I have been of the opinion for the past few years that there is a complex, highly significant allusion to Jane Austen’s immensely popular and influential novel Pride & Prejudice in Alexander Pushkin’s immensely popular and influential poem Eugene Onegin. In the near future I will be posting some of the textual details which led me to this conclusion. In the interim, as an introduction to the depth of the allusion to P&P in Eugene Onegin, and also as a particularly good example of the capacity of some very astute readers of literature to deny what they have already seen, start with Tom Beck’s 2011 introduction to Eugene Onegin:
“[compares Onegin to Don Giovanni, then] The motto of Eugene Onegin, apparently written in French by Pushkin himself in a letter, would seem to sum up not only the hero of Pushkin’s novel, but also Don Giovanni himself…..The motto reads: ‘Filled with vanity, he had even more of that kind of pride which allows a person from a – perhaps illusory—sense of superiority, to admit to both his good and bad deeds with the same indifference.’ Yet we need not stray as far as Mozart’s Italianate world to understand Pushkin’s story in terms more familiar to an English speaking readership. The main characters of Pushkin’s novel are in many ways of a type already familiar to the English reader from an entirely different source, and one entirely unknown to Pushkin himself. Although the protagonists of JA’s P&P, written some ten years before Eugene Onegin was even started, are [English, not Russian], …there are marked similarities between the two works. Tatiana, perhaps the best loved character in all Russian literature, is in many ways a mixture of the two oldest Bennet girls. When we first meet her she is not dissimilar to the gentle, demure, and naïve Jane Bennet, trusting and quickly impressed, and also just as quickly snubbed by the man she loves. Tatiana, however, undergoes a profound change in the course of the story, and in the last chapter turns into something approaching Elizabeth Bennet as we know her at the start of JA’s novel, self assured and with a will and a mind of her own. The scene in which Tatiana reject Onegin (Chapter 8) is in many ways comparable to Lizzie’s rejection of Darcy when he makes his first proposal during a visit to Lady Catherine de Burgh.
Onegin himself has many of the characteristics of Darcy, at least of the Darcy we meet when JA’s novel begins. He too looks down on the simple country girls, their family, pastimes and surroundings. Indeed, in both novels it is a ballroom incident which plays a vital role in the story. Both Darcy and Onegin are so thoroughly bored by the company they find themselves in, that their future actions are dictated by what they experience. And as Darcy seeks to destroy his friend Bingley’s love for Jane Bennet, so Onegin also comes between his young friend Lenski and Lenski’s adored Olga, Tatiana’s younger sister.
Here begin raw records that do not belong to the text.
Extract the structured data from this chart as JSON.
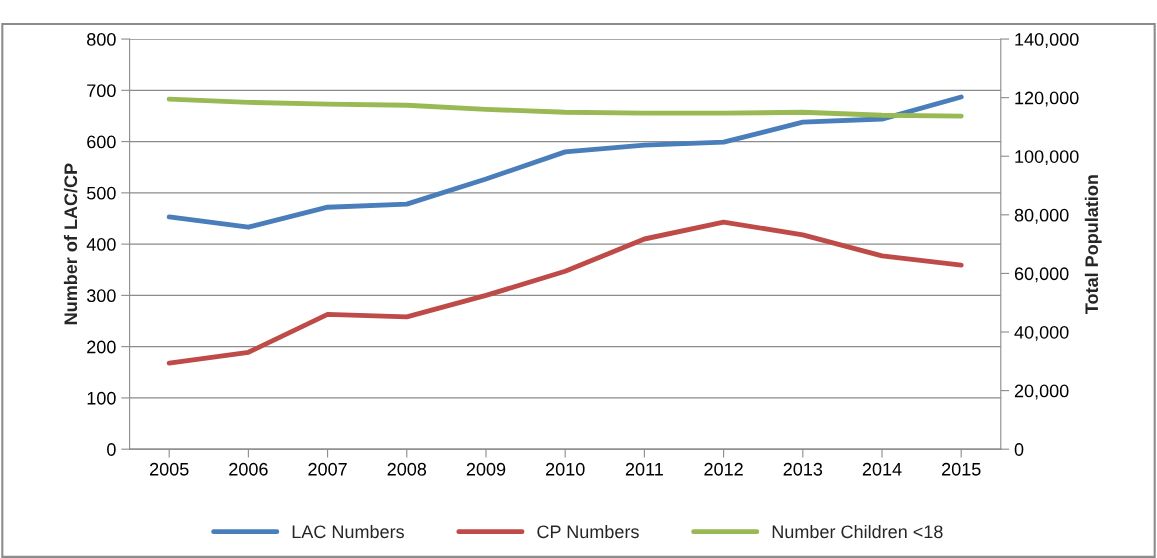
{
  "chart_data": {
    "type": "line",
    "categories": [
      "2005",
      "2006",
      "2007",
      "2008",
      "2009",
      "2010",
      "2011",
      "2012",
      "2013",
      "2014",
      "2015"
    ],
    "ylabel": "Number of LAC/CP",
    "y2label": "Total Population",
    "series": [
      {
        "name": "LAC Numbers",
        "color": "#4a7ebb",
        "values": [
          453,
          433,
          472,
          478,
          527,
          580,
          593,
          599,
          638,
          644,
          687
        ]
      },
      {
        "name": "CP Numbers",
        "color": "#be4b48",
        "values": [
          168,
          189,
          263,
          258,
          300,
          347,
          410,
          443,
          418,
          377,
          359
        ]
      },
      {
        "name": "Number Children <18",
        "color": "#98b954",
        "axis": "y2",
        "values": [
          119500,
          118400,
          117800,
          117400,
          116000,
          115000,
          114700,
          114700,
          115000,
          114000,
          113700
        ]
      }
    ],
    "ylim": [
      0,
      800
    ],
    "yticks": [
      0,
      100,
      200,
      300,
      400,
      500,
      600,
      700,
      800
    ],
    "y2lim": [
      0,
      140000
    ],
    "y2ticks": [
      {
        "value": 0,
        "label": "0"
      },
      {
        "value": 20000,
        "label": "20,000"
      },
      {
        "value": 40000,
        "label": "40,000"
      },
      {
        "value": 60000,
        "label": "60,000"
      },
      {
        "value": 80000,
        "label": "80,000"
      },
      {
        "value": 100000,
        "label": "100,000"
      },
      {
        "value": 120000,
        "label": "120,000"
      },
      {
        "value": 140000,
        "label": "140,000"
      }
    ],
    "grid": "y",
    "legend": "bottom",
    "marker": "none",
    "line_style": "solid"
  }
}
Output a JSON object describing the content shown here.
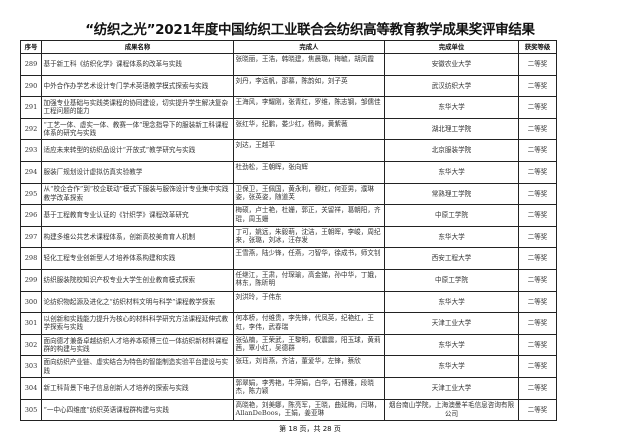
{
  "title": "“纺织之光”2021年度中国纺织工业联合会纺织高等教育教学成果奖评审结果",
  "headers": [
    "序号",
    "成果名称",
    "完成人",
    "完成单位",
    "获奖等级"
  ],
  "rows": [
    [
      "289",
      "基于新工科《纺织化学》课程体系的改革与实践",
      "张晓丽，王浩，韩晓建，焦晨璐，梅毓，胡凤霞",
      "安徽农业大学",
      "二等奖"
    ],
    [
      "290",
      "中外合作办学艺术设计专门学术英语教学模式探索与实践",
      "刘丹，李远帆，邵慕，陈韵如，刘子英",
      "武汉纺织大学",
      "二等奖"
    ],
    [
      "291",
      "加强专业基础与实践类课程的协同建设，切实提升学生解决复杂工程问题的能力",
      "王海风，李耀刚，张青红，罗维，陈志钢，邹儒佳",
      "东华大学",
      "二等奖"
    ],
    [
      "292",
      "“工艺一体、虚实一体、教赛一体”理念指导下的服装新工科课程体系的研究与实践",
      "张红华，纪鹏，娄少红，杨梅，黄紫薇",
      "湖北理工学院",
      "二等奖"
    ],
    [
      "293",
      "适应未来转型的纺织品设计“开放式”教学研究与实践",
      "刘达，王越平",
      "北京服装学院",
      "二等奖"
    ],
    [
      "294",
      "服装厂规划设计虚拟仿真实验教学",
      "杜劲松，王朝晖，张向辉",
      "东华大学",
      "二等奖"
    ],
    [
      "295",
      "从“校企合作”到“校企联动”模式下服装与服饰设计专业集中实践教学改革探索",
      "卫保卫，王佩国，黄永利，穆红，何亚男，濮琳姿，张英姿，随道芙",
      "常熟理工学院",
      "二等奖"
    ],
    [
      "296",
      "基于工程教育专业认证的《针织学》课程改革研究",
      "梅硕，卢士艳，杜姗，郭正，关留祥，葛朝阳，齐琨，周玉姗",
      "中原工学院",
      "二等奖"
    ],
    [
      "297",
      "构建多维公共艺术课程体系，创新高校美育育人机制",
      "丁可，姚远，朱毅萌，沈洁，王朝晖，李峻，周纪来，张璐，刘冰，汪存发",
      "东华大学",
      "二等奖"
    ],
    [
      "298",
      "轻化工程专业创新型人才培养体系构建和实践",
      "王雪燕，陆少锋，任燕，刁智华，徐成书，师文钊",
      "西安工程大学",
      "二等奖"
    ],
    [
      "299",
      "纺织服装院校知识产权专业大学生创业教育模式探索",
      "任继江，王肃，付琛瑜，高金娣，孙中华，丁娥，林东，陈昕明",
      "中原工学院",
      "二等奖"
    ],
    [
      "300",
      "论纺织物起源及进化之“纺织材料文明与科学”课程教学探索",
      "刘洪玲，于伟东",
      "东华大学",
      "二等奖"
    ],
    [
      "301",
      "以创新和实践能力提升为核心的材料科学研究方法课程延伸式教学探索与实践",
      "何本桥，付维贵，李先锋，代凤英，纪艳红，王虹，李伟，武春瑞",
      "天津工业大学",
      "二等奖"
    ],
    [
      "302",
      "面向德才兼备卓越纺织人才培养本硕博三位一体纺织新材料课程群的构建与实践",
      "张弘楠，王荣武，王黎明，权震震，阳玉球，黄莉茜，覃小红，吴德群",
      "东华大学",
      "二等奖"
    ],
    [
      "303",
      "面向纺织产业链、虚实结合为特色的智能制造实验平台建设与实践",
      "张珏，刘肖燕，齐洁，董爱华，左锋，蔡欣",
      "东华大学",
      "二等奖"
    ],
    [
      "304",
      "新工科背景下电子信息创新人才培养的探索与实践",
      "郭翠娟，李秀艳，牛萍娟，白华，石博雅，段晓杰，陈力颖",
      "天津工业大学",
      "二等奖"
    ],
    [
      "305",
      "“一中心四维度”纺织英语课程群构建与实践",
      "高晓艳，刘美娜，陈亮军，王晓，曲延梅，闫琳，AllanDeBoos，王娟，姜亚琳",
      "烟台南山学院，上海澳曼羊毛信息咨询有限公司",
      "二等奖"
    ]
  ],
  "footer": "第 18 页，共 28 页"
}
Darcy, like Onegin, is at first apparently a cold and supercilious figure, whose personality develops as the story progresses. But whereas JA provides us with a happy end, Pushkin leaves his hero’s fate open. Onegin comes to realize his earlier mistake, but his entreaties that the now married and aristocratic Tatiana give him another chance are rejected, although she loves him still. Even the gallery of secondary characters in P&P is matched by Pushkin. The haughty Bingley sisters, the appalling and hysterical Mrs. Bennet (evidently a close relative of Mrs. Larin), her three foolish youngest daughters (Olga would feel at home with them, Lydia in particular), the sycophantic Mr. Collins and his snobbish patroness Lady Catherine all find their parallels in Pushkin’s novel…”
END QUOTE FROM BECK’S INTRO TO E.O.
That Beck could see all those parallels, clustered together so closely around Mr. Darcy, and yet blithely state that P&P was entirely unknown to Pushkin himself, is amazing to me. Everything else Beck wrote in the above quoted discussion proves that even though Pushkin’s correspondence and biography do not mention P&P or JA, Pushkin must have read, or at least read or heard a great deal about, P&P, before he finalized Eugene Onegin. When literary scholars try to dismiss parallels as intentional, with the stock, lazy argument that there are only a handful of stories that get constantly recycled independently by writers, they ignore the detailed, specific clustering of textual allusions which could not possibly have occurred by a random process, or by different authors dipping their pens in the same pool of “ink”!